Rim Country Literacy is calling all wordsmiths, good spellers and adults who know how to have fun.
It is time for the area's only adult spelling competition. On Aug. 4, teams of four will compete for the roving trophy.
Each team comes up with 10 words unique to their profession.
"Part of the fun is how devious you can be choosing your 10 words," Su Connell, RCLP director said.
Words like "amortization," "capsulorhexis," "longitudinal" just might show up on the word list.
Let's All "Bee" for Literacy is the third annual event.
"Our goal this year is to raise at least $2,000," Connell said. The 16 teams who challenged their minds in the first spelling bee a few years ago raised $2,500. Last year's trivia bee was not quite as well attended, but the 13 teams raised $2,000.
With trivia, people can argue with the official answer, but spelling is either right or wrong, so RCLP has decided to stick with spelling.

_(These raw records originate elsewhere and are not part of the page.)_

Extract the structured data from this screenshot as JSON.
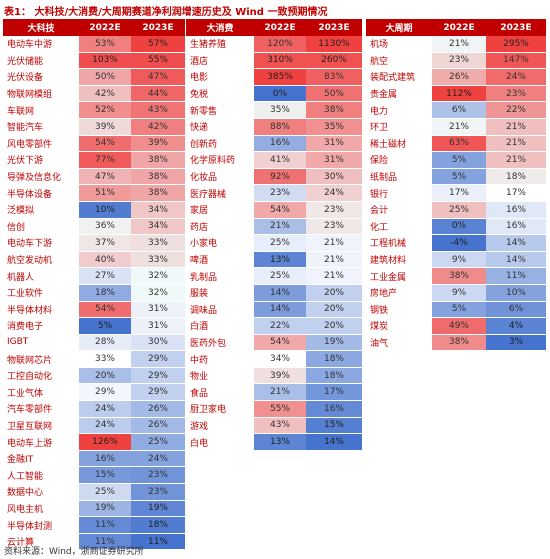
{
  "title": "表1： 大科技/大消费/大周期赛道净利润增速历史及 Wind 一致预期情况",
  "tables": [
    {
      "header": [
        "大科技",
        "2022E",
        "2023E"
      ],
      "rows": [
        [
          "电动车中游",
          "53%",
          "57%"
        ],
        [
          "光伏储能",
          "103%",
          "55%"
        ],
        [
          "光伏设备",
          "50%",
          "47%"
        ],
        [
          "物联网模组",
          "42%",
          "44%"
        ],
        [
          "车联网",
          "52%",
          "43%"
        ],
        [
          "智能汽车",
          "39%",
          "42%"
        ],
        [
          "风电零部件",
          "54%",
          "39%"
        ],
        [
          "光伏下游",
          "77%",
          "38%"
        ],
        [
          "导弹及信息化",
          "47%",
          "38%"
        ],
        [
          "半导体设备",
          "51%",
          "38%"
        ],
        [
          "泛模拟",
          "10%",
          "34%"
        ],
        [
          "信创",
          "36%",
          "34%"
        ],
        [
          "电动车下游",
          "37%",
          "33%"
        ],
        [
          "航空发动机",
          "40%",
          "33%"
        ],
        [
          "机器人",
          "27%",
          "32%"
        ],
        [
          "工业软件",
          "18%",
          "32%"
        ],
        [
          "半导体材料",
          "54%",
          "31%"
        ],
        [
          "消费电子",
          "5%",
          "31%"
        ],
        [
          "IGBT",
          "28%",
          "30%"
        ],
        [
          "物联网芯片",
          "33%",
          "29%"
        ],
        [
          "工控自动化",
          "20%",
          "29%"
        ],
        [
          "工业气体",
          "29%",
          "29%"
        ],
        [
          "汽车零部件",
          "24%",
          "26%"
        ],
        [
          "卫星互联网",
          "24%",
          "26%"
        ],
        [
          "电动车上游",
          "126%",
          "25%"
        ],
        [
          "金融IT",
          "16%",
          "24%"
        ],
        [
          "人工智能",
          "15%",
          "23%"
        ],
        [
          "数据中心",
          "25%",
          "23%"
        ],
        [
          "风电主机",
          "19%",
          "19%"
        ],
        [
          "半导体封测",
          "11%",
          "18%"
        ],
        [
          "云计算",
          "11%",
          "11%"
        ]
      ]
    },
    {
      "header": [
        "大消费",
        "2022E",
        "2023E"
      ],
      "rows": [
        [
          "生猪养殖",
          "120%",
          "1130%"
        ],
        [
          "酒店",
          "310%",
          "260%"
        ],
        [
          "电影",
          "385%",
          "83%"
        ],
        [
          "免税",
          "0%",
          "50%"
        ],
        [
          "新零售",
          "35%",
          "38%"
        ],
        [
          "快递",
          "88%",
          "35%"
        ],
        [
          "创新药",
          "16%",
          "31%"
        ],
        [
          "化学原料药",
          "41%",
          "31%"
        ],
        [
          "化妆品",
          "92%",
          "30%"
        ],
        [
          "医疗器械",
          "23%",
          "24%"
        ],
        [
          "家居",
          "54%",
          "23%"
        ],
        [
          "药店",
          "21%",
          "23%"
        ],
        [
          "小家电",
          "25%",
          "21%"
        ],
        [
          "啤酒",
          "13%",
          "21%"
        ],
        [
          "乳制品",
          "25%",
          "21%"
        ],
        [
          "服装",
          "14%",
          "20%"
        ],
        [
          "调味品",
          "14%",
          "20%"
        ],
        [
          "白酒",
          "22%",
          "20%"
        ],
        [
          "医药外包",
          "54%",
          "19%"
        ],
        [
          "中药",
          "34%",
          "18%"
        ],
        [
          "物业",
          "39%",
          "18%"
        ],
        [
          "食品",
          "21%",
          "17%"
        ],
        [
          "厨卫家电",
          "55%",
          "16%"
        ],
        [
          "游戏",
          "43%",
          "15%"
        ],
        [
          "白电",
          "13%",
          "14%"
        ]
      ]
    },
    {
      "header": [
        "大周期",
        "2022E",
        "2023E"
      ],
      "rows": [
        [
          "机场",
          "21%",
          "295%"
        ],
        [
          "航空",
          "23%",
          "147%"
        ],
        [
          "装配式建筑",
          "26%",
          "24%"
        ],
        [
          "贵金属",
          "112%",
          "23%"
        ],
        [
          "电力",
          "6%",
          "22%"
        ],
        [
          "环卫",
          "21%",
          "21%"
        ],
        [
          "稀土磁材",
          "63%",
          "21%"
        ],
        [
          "保险",
          "5%",
          "21%"
        ],
        [
          "纸制品",
          "5%",
          "18%"
        ],
        [
          "银行",
          "17%",
          "17%"
        ],
        [
          "会计",
          "25%",
          "16%"
        ],
        [
          "化工",
          "0%",
          "16%"
        ],
        [
          "工程机械",
          "-4%",
          "14%"
        ],
        [
          "建筑材料",
          "9%",
          "14%"
        ],
        [
          "工业金属",
          "38%",
          "11%"
        ],
        [
          "房地产",
          "9%",
          "10%"
        ],
        [
          "钢铁",
          "5%",
          "6%"
        ],
        [
          "煤炭",
          "49%",
          "4%"
        ],
        [
          "油气",
          "38%",
          "3%"
        ]
      ]
    }
  ],
  "source": "资料来源：Wind，浙商证券研究所"
}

This year, the competition is open to 15 teams.
There is a $100 minimum pledge per team to enter and members are encouraged to gather extra pledges. All donations are tax-deductible.
The Bee for Literacy will take place at 9 a.m., Saturday, Aug. 4 at St. Philip's Parish Center.

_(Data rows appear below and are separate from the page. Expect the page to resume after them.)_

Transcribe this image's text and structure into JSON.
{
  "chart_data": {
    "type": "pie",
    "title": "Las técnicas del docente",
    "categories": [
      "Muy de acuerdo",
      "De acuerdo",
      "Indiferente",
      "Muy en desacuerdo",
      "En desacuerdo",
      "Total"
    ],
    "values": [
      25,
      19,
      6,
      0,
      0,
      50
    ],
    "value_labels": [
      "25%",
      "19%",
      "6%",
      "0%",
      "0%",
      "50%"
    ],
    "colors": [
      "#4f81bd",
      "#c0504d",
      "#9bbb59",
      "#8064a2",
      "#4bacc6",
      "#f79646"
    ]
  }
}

Contenders will break out into classrooms for round one and round two, if necessary. The winning team from each classroom will compete in the final round.
Teams stay together so even if there is a weak link, the team stands a chance.

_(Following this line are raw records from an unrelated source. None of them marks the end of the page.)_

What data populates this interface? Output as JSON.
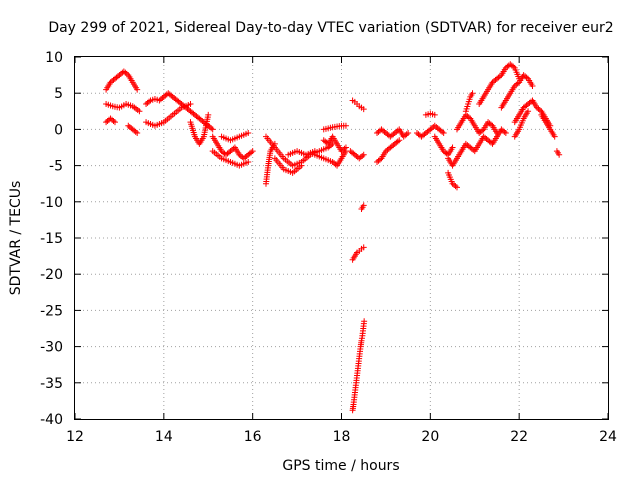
{
  "chart_data": {
    "type": "scatter",
    "title": "Day 299 of 2021, Sidereal Day-to-day VTEC variation (SDTVAR) for receiver eur2",
    "xlabel": "GPS time / hours",
    "ylabel": "SDTVAR / TECUs",
    "xlim": [
      12,
      24
    ],
    "ylim": [
      -40,
      10
    ],
    "xticks": [
      12,
      14,
      16,
      18,
      20,
      22,
      24
    ],
    "yticks": [
      -40,
      -35,
      -30,
      -25,
      -20,
      -15,
      -10,
      -5,
      0,
      5,
      10
    ],
    "grid": true,
    "marker": "+",
    "color": "#ff0000",
    "series": [
      {
        "name": "eur2",
        "segments": [
          {
            "x": [
              12.7,
              12.8,
              12.9,
              13.0,
              13.1,
              13.2,
              13.3,
              13.4
            ],
            "y": [
              5.5,
              6.5,
              7.0,
              7.5,
              8.0,
              7.5,
              6.5,
              5.5
            ]
          },
          {
            "x": [
              12.7,
              12.85,
              13.0,
              13.15,
              13.3,
              13.45
            ],
            "y": [
              3.5,
              3.2,
              3.0,
              3.5,
              3.2,
              2.5
            ]
          },
          {
            "x": [
              12.7,
              12.8,
              12.9
            ],
            "y": [
              1.0,
              1.5,
              1.0
            ]
          },
          {
            "x": [
              13.2,
              13.3,
              13.4
            ],
            "y": [
              0.5,
              0.0,
              -0.5
            ]
          },
          {
            "x": [
              13.6,
              13.7,
              13.8,
              13.9,
              14.0,
              14.1,
              14.2,
              14.3,
              14.4,
              14.5,
              14.6,
              14.7,
              14.8,
              14.9,
              15.0,
              15.1
            ],
            "y": [
              3.5,
              4.0,
              4.2,
              4.0,
              4.5,
              5.0,
              4.5,
              4.0,
              3.5,
              3.0,
              2.5,
              2.0,
              1.5,
              1.0,
              0.5,
              0.0
            ]
          },
          {
            "x": [
              13.6,
              13.8,
              14.0,
              14.2,
              14.4,
              14.6
            ],
            "y": [
              1.0,
              0.5,
              1.0,
              2.0,
              3.0,
              3.5
            ]
          },
          {
            "x": [
              14.6,
              14.7,
              14.8,
              14.9,
              15.0
            ],
            "y": [
              1.0,
              -1.0,
              -2.0,
              -1.0,
              2.0
            ]
          },
          {
            "x": [
              15.1,
              15.2,
              15.3,
              15.4,
              15.5,
              15.6,
              15.7,
              15.8,
              15.9,
              16.0
            ],
            "y": [
              -1.0,
              -2.0,
              -3.0,
              -3.5,
              -3.0,
              -2.5,
              -3.5,
              -4.0,
              -3.5,
              -3.0
            ]
          },
          {
            "x": [
              15.1,
              15.3,
              15.5,
              15.7,
              15.9
            ],
            "y": [
              -3.0,
              -4.0,
              -4.5,
              -5.0,
              -4.5
            ]
          },
          {
            "x": [
              15.3,
              15.5,
              15.7,
              15.9
            ],
            "y": [
              -1.0,
              -1.5,
              -1.0,
              -0.5
            ]
          },
          {
            "x": [
              16.3,
              16.35,
              16.4,
              16.5
            ],
            "y": [
              -7.5,
              -5.0,
              -3.0,
              -2.0
            ]
          },
          {
            "x": [
              16.3,
              16.5,
              16.7,
              16.9,
              17.1,
              17.3,
              17.5,
              17.7,
              17.8
            ],
            "y": [
              -1.0,
              -2.5,
              -4.0,
              -5.0,
              -4.5,
              -3.5,
              -3.0,
              -2.5,
              -2.0
            ]
          },
          {
            "x": [
              16.5,
              16.7,
              16.9,
              17.1
            ],
            "y": [
              -4.0,
              -5.5,
              -6.0,
              -5.0
            ]
          },
          {
            "x": [
              16.8,
              17.0,
              17.2,
              17.4
            ],
            "y": [
              -3.5,
              -3.0,
              -3.5,
              -3.0
            ]
          },
          {
            "x": [
              17.4,
              17.6,
              17.8,
              17.9,
              18.0,
              18.1
            ],
            "y": [
              -3.5,
              -4.0,
              -4.5,
              -5.0,
              -4.0,
              -3.0
            ]
          },
          {
            "x": [
              17.6,
              17.7,
              17.8,
              17.9,
              18.0,
              18.1
            ],
            "y": [
              -1.5,
              -2.0,
              -1.0,
              -2.0,
              -3.0,
              -2.5
            ]
          },
          {
            "x": [
              17.6,
              17.8,
              18.0,
              18.1
            ],
            "y": [
              0.0,
              0.3,
              0.5,
              0.5
            ]
          },
          {
            "x": [
              18.25,
              18.3,
              18.35,
              18.4,
              18.45,
              18.5
            ],
            "y": [
              4.0,
              3.8,
              3.5,
              3.2,
              3.0,
              2.8
            ]
          },
          {
            "x": [
              18.2,
              18.3,
              18.4,
              18.5
            ],
            "y": [
              -3.0,
              -3.5,
              -4.0,
              -3.5
            ]
          },
          {
            "x": [
              18.45,
              18.5
            ],
            "y": [
              -11.0,
              -10.5
            ]
          },
          {
            "x": [
              18.25,
              18.3,
              18.35,
              18.4,
              18.45,
              18.5
            ],
            "y": [
              -18.0,
              -17.5,
              -17.0,
              -16.8,
              -16.5,
              -16.3
            ]
          },
          {
            "x": [
              18.25,
              18.27,
              18.29,
              18.31,
              18.33,
              18.35,
              18.37,
              18.39,
              18.41,
              18.43,
              18.45,
              18.47,
              18.49,
              18.51
            ],
            "y": [
              -38.8,
              -38.0,
              -37.0,
              -36.0,
              -35.0,
              -34.0,
              -33.0,
              -32.0,
              -31.0,
              -30.0,
              -29.2,
              -28.5,
              -27.5,
              -26.5
            ]
          },
          {
            "x": [
              18.8,
              18.9,
              19.0,
              19.1,
              19.2,
              19.3,
              19.4,
              19.5
            ],
            "y": [
              -0.5,
              0.0,
              -0.5,
              -1.0,
              -0.5,
              0.0,
              -1.0,
              -0.5
            ]
          },
          {
            "x": [
              18.8,
              18.9,
              19.0,
              19.1,
              19.2,
              19.3
            ],
            "y": [
              -4.5,
              -4.0,
              -3.0,
              -2.5,
              -2.0,
              -1.5
            ]
          },
          {
            "x": [
              19.7,
              19.8,
              19.9,
              20.0,
              20.1,
              20.2,
              20.3
            ],
            "y": [
              -0.5,
              -1.0,
              -0.5,
              0.0,
              0.5,
              0.0,
              -0.5
            ]
          },
          {
            "x": [
              19.9,
              20.0,
              20.1
            ],
            "y": [
              2.0,
              2.2,
              2.0
            ]
          },
          {
            "x": [
              20.1,
              20.2,
              20.3,
              20.4,
              20.5
            ],
            "y": [
              -1.0,
              -2.0,
              -3.0,
              -3.5,
              -2.5
            ]
          },
          {
            "x": [
              20.4,
              20.5,
              20.6,
              20.7,
              20.8,
              20.9,
              21.0,
              21.1,
              21.2,
              21.3,
              21.4,
              21.5,
              21.6,
              21.7
            ],
            "y": [
              -4.0,
              -5.0,
              -4.0,
              -3.0,
              -2.0,
              -2.5,
              -3.0,
              -2.0,
              -1.0,
              -1.5,
              -2.0,
              -1.0,
              0.0,
              -0.5
            ]
          },
          {
            "x": [
              20.4,
              20.5,
              20.6
            ],
            "y": [
              -6.0,
              -7.5,
              -8.0
            ]
          },
          {
            "x": [
              20.6,
              20.7,
              20.8,
              20.9,
              21.0,
              21.1,
              21.2,
              21.3,
              21.4,
              21.5
            ],
            "y": [
              0.0,
              1.0,
              2.0,
              1.5,
              0.5,
              -0.5,
              0.0,
              1.0,
              0.5,
              -0.5
            ]
          },
          {
            "x": [
              20.8,
              20.85,
              20.9,
              20.95
            ],
            "y": [
              2.5,
              3.5,
              4.5,
              5.0
            ]
          },
          {
            "x": [
              21.1,
              21.2,
              21.3,
              21.4,
              21.5,
              21.6,
              21.7,
              21.8,
              21.9,
              22.0
            ],
            "y": [
              3.5,
              4.5,
              5.5,
              6.5,
              7.0,
              7.5,
              8.5,
              9.0,
              8.5,
              7.0
            ]
          },
          {
            "x": [
              21.6,
              21.7,
              21.8,
              21.9,
              22.0,
              22.1,
              22.2,
              22.3
            ],
            "y": [
              3.0,
              4.0,
              5.0,
              6.0,
              6.5,
              7.5,
              7.0,
              6.0
            ]
          },
          {
            "x": [
              21.9,
              22.0,
              22.1,
              22.2,
              22.3,
              22.4,
              22.5,
              22.6,
              22.7
            ],
            "y": [
              1.0,
              2.0,
              3.0,
              3.5,
              4.0,
              3.0,
              2.5,
              1.5,
              0.5
            ]
          },
          {
            "x": [
              21.9,
              22.0,
              22.1,
              22.2
            ],
            "y": [
              -1.0,
              0.0,
              1.5,
              2.5
            ]
          },
          {
            "x": [
              22.5,
              22.6,
              22.7,
              22.8
            ],
            "y": [
              2.0,
              1.0,
              0.0,
              -1.0
            ]
          },
          {
            "x": [
              22.85,
              22.9
            ],
            "y": [
              -3.0,
              -3.5
            ]
          }
        ]
      }
    ]
  }
}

There is plenty of room for spectators at the final round, so it is okay to bring your cheering section, but no forming letters with your hands please, Connell said.
Payson Rotary took home the trophy from the trivia bee and Chaparral Pines took the trophy home at the first ever spelling bee.
Good spellers can win gift certificates to local restaurants, gift baskets or other fun and crazy prizes.
Refreshments will be served at the bee.
RCLP uses the money raised from the bee to help 150 to 200 people per year in their four programs: English language learners, pre-GED, adult basic education and the family program.
Adult volunteers receive training in the area of their choice.
"We are still primarily and adult, 16 and up program," Connell said.
RCLP is geared to educate those people mother tongue is not English and people who have not had a well-rounded education.
"We have a couple of people we are helping from China and Vietnam," Connell said.
"The GED is getting harder and harder to pass," Connell said.
She is excited about a new partnership in the fall with the Maricopa chapter of Literacy Volunteers of America.
LVA has a "user-friendly" program "similar to an interactive college class" for adults who want to complete their GED.
Participants' knowledge will be assessed at RCLP, then they will be able to take classes online and have regular question-and-answer sessions with a professor.
"A lot of our customers are working people, so this will allow them to be assessed, then work on their own time," Connell said.
Also in the works is a "how to manage a family budget" class.